The trade deal tailwind for financial markets lasted only a day as the equity sell-off that began in Asia accelerated in the US. The S&P 500 finished down 3.25% on 4 December, and weakness spilled over into morning trade in Europe on Wednesday. Markets were buffeted by a number of cross currents, but the sell-off did come after a 6% rally in the S&P 500 over the past six days. The worst-performing sectors – industrials and financials – also point to the two main catalysts: confusion over what the US-China trade deal actually entails and the implications of falling Treasury yields.
"[R]emember I am a Tariff Man"
President Trump's tweet that he will increase tariffs in 90 days if there's no real progress – and confusion about what the administration considers progress – was the initial catalyst for the sell-off after the prospect of constructive negotiations led the markets higher on Monday. While the likelihood of an ongoing dialog after months of no discussions and the pause on tariffs are still positive developments, it’s clear that negotiations will be challenging and a source of volatility.
After trade concerns, the second catalyst was falling Treasury bond yields and yield curve inversion. This began on Monday when part of the front end of the yield curve (5-year vs. 3-year) inverted, and continued on Tuesday with a 6bps drop in the 10-year yield. It’s important to note that the latest moves in yields preceded the largest equity market declines, as the perception that falling yields indicated growth concerns spooked the equity markets.
Two factors give us comfort that the yield moves aren’t signaling a worsening growth outlook. First, speculative short positions in long-maturity (around 20 years) Treasury bond futures are at their most extreme levels since 2010, meaning many investors were speculating that long-end yields would rise (see chart). Short-covering likely contributed significantly to Tuesday’s yield decline. Second, the yield curve (10-year vs. 2-year) did invert prior to the last seven recessions, but the lag from initial inversion to the start of the recession was over 24 months in the last two cycles, which makes it a flawed crystal ball.
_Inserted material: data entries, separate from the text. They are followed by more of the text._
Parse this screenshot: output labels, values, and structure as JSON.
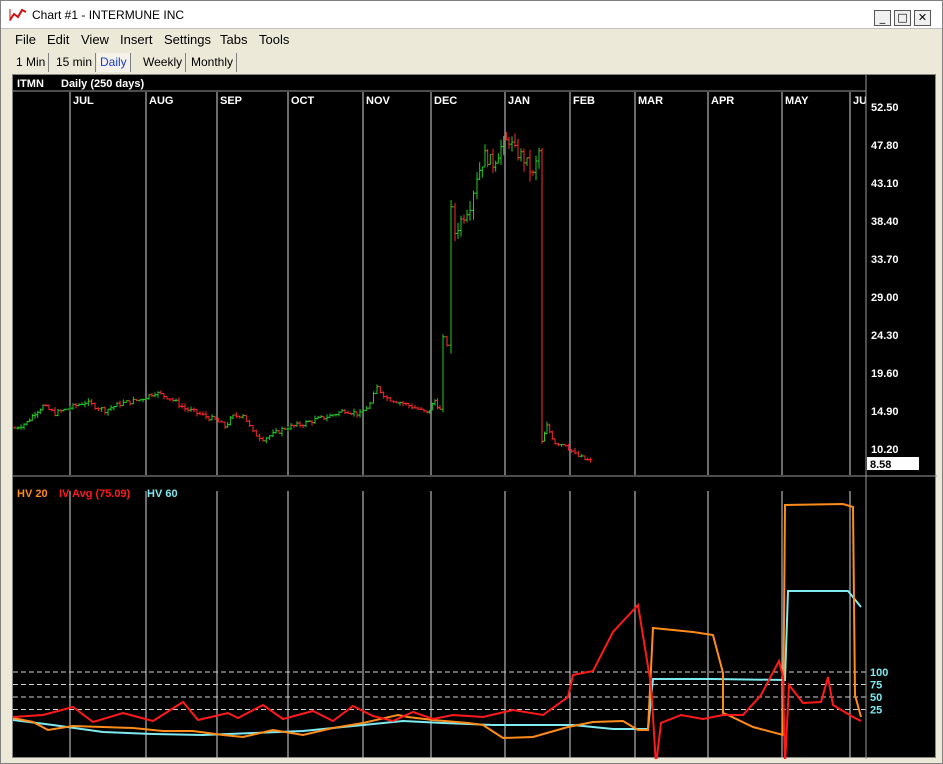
{
  "window": {
    "title": "Chart #1 - INTERMUNE INC",
    "buttons": {
      "minimize": "_",
      "maximize": "□",
      "close": "✕"
    }
  },
  "menu": [
    "File",
    "Edit",
    "View",
    "Insert",
    "Settings",
    "Tabs",
    "Tools"
  ],
  "timeframe_tabs": [
    {
      "label": "1 Min",
      "active": false
    },
    {
      "label": "15 min",
      "active": false
    },
    {
      "label": "Daily",
      "active": true
    },
    {
      "label": "Weekly",
      "active": false
    },
    {
      "label": "Monthly",
      "active": false
    }
  ],
  "colors": {
    "up_bar": "#22cc22",
    "down_bar": "#ff2a2a",
    "hv20": "#ff8c1a",
    "iv_avg": "#ff1a1a",
    "hv60": "#7fe9f0",
    "grid": "#d8d8d8",
    "background": "#000000"
  },
  "chart_data": [
    {
      "type": "ohlc",
      "symbol": "ITMN",
      "period_label": "Daily (250 days)",
      "months": [
        "JUL",
        "AUG",
        "SEP",
        "OCT",
        "NOV",
        "DEC",
        "JAN",
        "FEB",
        "MAR",
        "APR",
        "MAY",
        "JU"
      ],
      "y_ticks": [
        "52.50",
        "47.80",
        "43.10",
        "38.40",
        "33.70",
        "29.00",
        "24.30",
        "19.60",
        "14.90",
        "10.20"
      ],
      "ylim": [
        8.0,
        54.0
      ],
      "last_price": "8.58",
      "approx_close_path": [
        [
          0,
          12.8
        ],
        [
          12,
          13.5
        ],
        [
          20,
          14.7
        ],
        [
          28,
          15.5
        ],
        [
          40,
          14.6
        ],
        [
          55,
          15.3
        ],
        [
          70,
          16.0
        ],
        [
          90,
          15.0
        ],
        [
          105,
          15.8
        ],
        [
          125,
          16.3
        ],
        [
          140,
          17.2
        ],
        [
          155,
          16.5
        ],
        [
          170,
          15.2
        ],
        [
          185,
          14.5
        ],
        [
          200,
          13.8
        ],
        [
          210,
          13.0
        ],
        [
          218,
          14.2
        ],
        [
          228,
          14.5
        ],
        [
          238,
          12.2
        ],
        [
          248,
          11.5
        ],
        [
          258,
          12.0
        ],
        [
          270,
          12.8
        ],
        [
          285,
          13.2
        ],
        [
          300,
          13.8
        ],
        [
          315,
          14.3
        ],
        [
          330,
          15.0
        ],
        [
          345,
          14.5
        ],
        [
          355,
          15.8
        ],
        [
          362,
          17.8
        ],
        [
          372,
          16.5
        ],
        [
          385,
          16.0
        ],
        [
          400,
          15.3
        ],
        [
          412,
          14.6
        ],
        [
          420,
          16.2
        ],
        [
          425,
          15.0
        ],
        [
          428,
          23.8
        ],
        [
          432,
          23.2
        ],
        [
          436,
          39.5
        ],
        [
          440,
          37.0
        ],
        [
          446,
          38.5
        ],
        [
          455,
          40.5
        ],
        [
          462,
          44.0
        ],
        [
          470,
          46.5
        ],
        [
          478,
          45.5
        ],
        [
          486,
          47.5
        ],
        [
          494,
          48.5
        ],
        [
          500,
          47.0
        ],
        [
          506,
          46.5
        ],
        [
          512,
          45.5
        ],
        [
          518,
          44.0
        ],
        [
          524,
          47.0
        ],
        [
          527,
          11.0
        ],
        [
          532,
          13.0
        ],
        [
          540,
          11.0
        ],
        [
          550,
          10.8
        ],
        [
          560,
          9.5
        ],
        [
          570,
          8.9
        ],
        [
          578,
          8.58
        ]
      ]
    },
    {
      "type": "line",
      "series": [
        {
          "name": "HV 20"
        },
        {
          "name": "IV Avg (75.09)"
        },
        {
          "name": "HV 60"
        }
      ],
      "y_ticks": [
        "100",
        "75",
        "50",
        "25"
      ],
      "ylim": [
        0,
        460
      ]
    }
  ]
}
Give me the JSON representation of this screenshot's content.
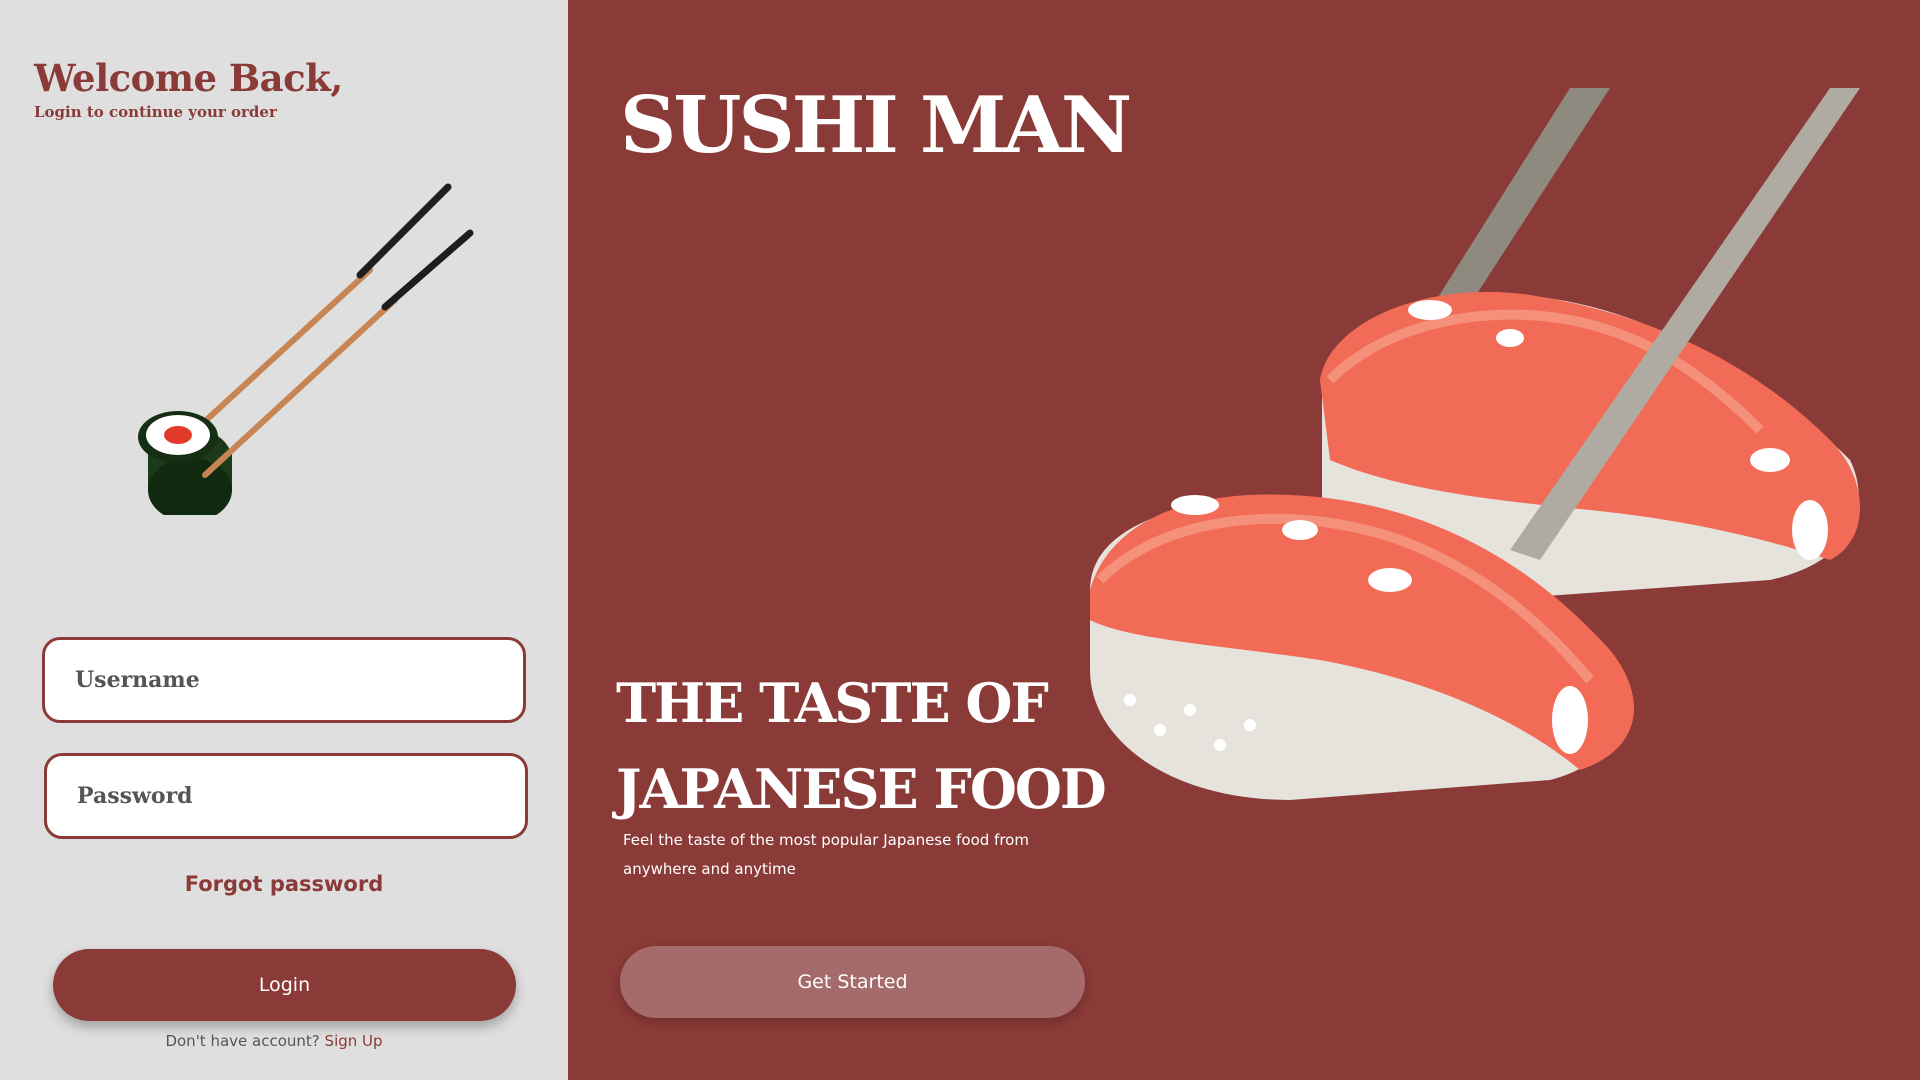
{
  "login": {
    "title": "Welcome Back,",
    "subtitle": "Login to continue your order",
    "username_placeholder": "Username",
    "password_placeholder": "Password",
    "forgot_label": "Forgot password",
    "login_label": "Login",
    "signup_prompt": "Don't have account?",
    "signup_link": "Sign Up"
  },
  "hero": {
    "brand": "SUSHI MAN",
    "tagline_line1": "THE TASTE OF",
    "tagline_line2": "JAPANESE FOOD",
    "description": "Feel the taste of the most popular Japanese food from anywhere and anytime",
    "cta_label": "Get Started"
  },
  "icons": {
    "roll": "sushi-roll-chopsticks-illustration",
    "nigiri": "salmon-nigiri-chopsticks-illustration"
  },
  "colors": {
    "brand": "#8a3a37",
    "left_panel_bg": "#e0dfdf",
    "cta_bg": "#a56b6a",
    "salmon": "#f26b56",
    "rice": "#e6e2dc"
  }
}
Aside from these two catalysts, other factors added to a volatile day. UK Prime Minister Theresa May was defeated on key parliamentary votes as she tried to get approval for the Brexit deal. The president of the New York Fed, John Williams, said that the strong US economy warranted further rate hikes, which sounded more hawkish than recent comments by Fed Chair Jay Powell. A handful of companies reporting earnings gave a mixed picture on consumer spending, while there was downward guidance on smartphone demand. Finally, US markets will be closed Wednesday in a national day of mourning for President George H.W. Bush.
There was no notable US economic data to offset these negative factors, but Monday's ISM and PMI manufacturing surveys in the US and Eurozone, respectively, both exceeded expectations. This reinforces our view that the underlying economic fundamentals, especially in the US, remain solid and the risk of a recession in the next year is low.
The bottom line: While we’re monitoring trade negotiations, the yield curve and other factors, and continue to expect market volatility, on balance we think the economic outlook is positive and supports our tactical overweight on global equities. But given these risks, we also recommend counter-cyclical positions, including a long in the 10-year Treasury bond.